La Chromatin Immunoprecipitation (ChIP) è un tipo di tecnica sperimentale di immunoprecipitation usata per identificare le interazioni tra proteins e DNA all'interno della cellula. Questa tecnica mira a determinare se specifiche proteine siano associate con specifiche regioni genomiche, come transcription factors su promoters o altri DNA binding sites, e se possibile definire i cistromes. La ChIP inoltre cerca di determinare i punti del genoma specifici delle varie modificazioni degli histone, indicando il bersaglio dei modificatori degli istoni.[1]

Brevemente, il metodo si sviluppa in questa maniera: la proteina e la chromatin a cui è associata vengono temporaneamente fatte legare in un cell lysate, quindi i complessi DNA-proteina (cromatina-proteina) vengono tagliati e i frammenti di DNA associati alla proteina d'interesse vengono immunoprecipitati selettivamente, dopodichè i frammenti di DNA vengono purificati dalle proteine e sequenziati. Le sequenze di DNA identificate sono probabilmente quelle associate con la proteina d'interesse in vivo.

ChIP classica[modifica | modifica wikitesto]

Ci sono due tipi di ChIP, che differiscono principalmente nel tipo di cromatina utilizzata come materiale di partenza. Un tipo utilizza cromatina "cross-linked" in maniera reversibile e frammentata tramite sonicazione, e viene chiamato cross-linked ChIP (XChIP). La native ChIP (NChIP) usa la cromatina in forma nativa frammentata mediante digestione con nucleasi micrococciche.

Cross-linked ChIP (XChIP)[modifica | modifica wikitesto]

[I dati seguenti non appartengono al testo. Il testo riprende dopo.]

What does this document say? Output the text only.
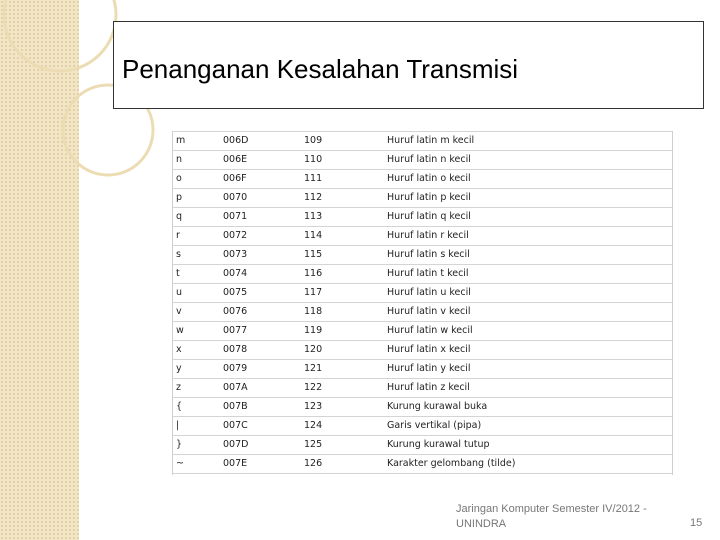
Penanganan Kesalahan Transmisi
m	006D	109	Huruf latin m kecil
n	006E	110	Huruf latin n kecil
o	006F	111	Huruf latin o kecil
p	0070	112	Huruf latin p kecil
q	0071	113	Huruf latin q kecil
r	0072	114	Huruf latin r kecil
s	0073	115	Huruf latin s kecil
t	0074	116	Huruf latin t kecil
u	0075	117	Huruf latin u kecil
v	0076	118	Huruf latin v kecil
w	0077	119	Huruf latin w kecil
x	0078	120	Huruf latin x kecil
y	0079	121	Huruf latin y kecil
z	007A	122	Huruf latin z kecil
{	007B	123	Kurung kurawal buka
|	007C	124	Garis vertikal (pipa)
}	007D	125	Kurung kurawal tutup
~	007E	126	Karakter gelombang (tilde)
Jaringan Komputer Semester IV/2012 -
UNINDRA	15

La cross-linked ChIP è principalmente utilizzata per localizzare siti di legame sul DNA di fattori di trascrizione o altre proteine associate al DNA, e usa cromatina "cross-linked" come materiale di partenza. L'agente usato per il cross-linking reversibile può essere formaldehyde[2] o UV light.[3] Quindi la cromatina cross-linked viene di solito frammentata tramite sonicazione, creando frammenti di circa 300-1000 pb di lunghezza.[4] I frammenti di cromatina di 400-500pb possono essere utilizzati per saggi ChIP e coprono da 2 a 3 nucleosomi.

I detriti cellulari nel lisato vengono eliminati per sedimentazione e i complessi proteine DNA vengono immunoprecipitati selettivamente usando anticorpi specifici per la proteina d'interesse. Gli anticorpi sono di solito coniugati con agarose, sepharose o magnetic beads. I complessi immunoprecipitati (cioè il complesso bead-anticorpo-proteina-sequenza target di DNA) vengono poi raccolti e lavati per rimuovere la cromatina legata in maniera aspecifica, quindi il cross-link proteina-DNA viene rotto e le proteine vengono rimosse tramite digestione con proteinase K.

Il DNA associato con il complesso viene poi purificato e identificato tramite polymerase chain reaction (PCR), microarrays (ChIP-on-chip), clonaggio e sequenziamento, o sequenziamento diretto ad alto rendimento (ChIP-Seq).

Native ChIP (NChIP)[modifica | modifica wikitesto]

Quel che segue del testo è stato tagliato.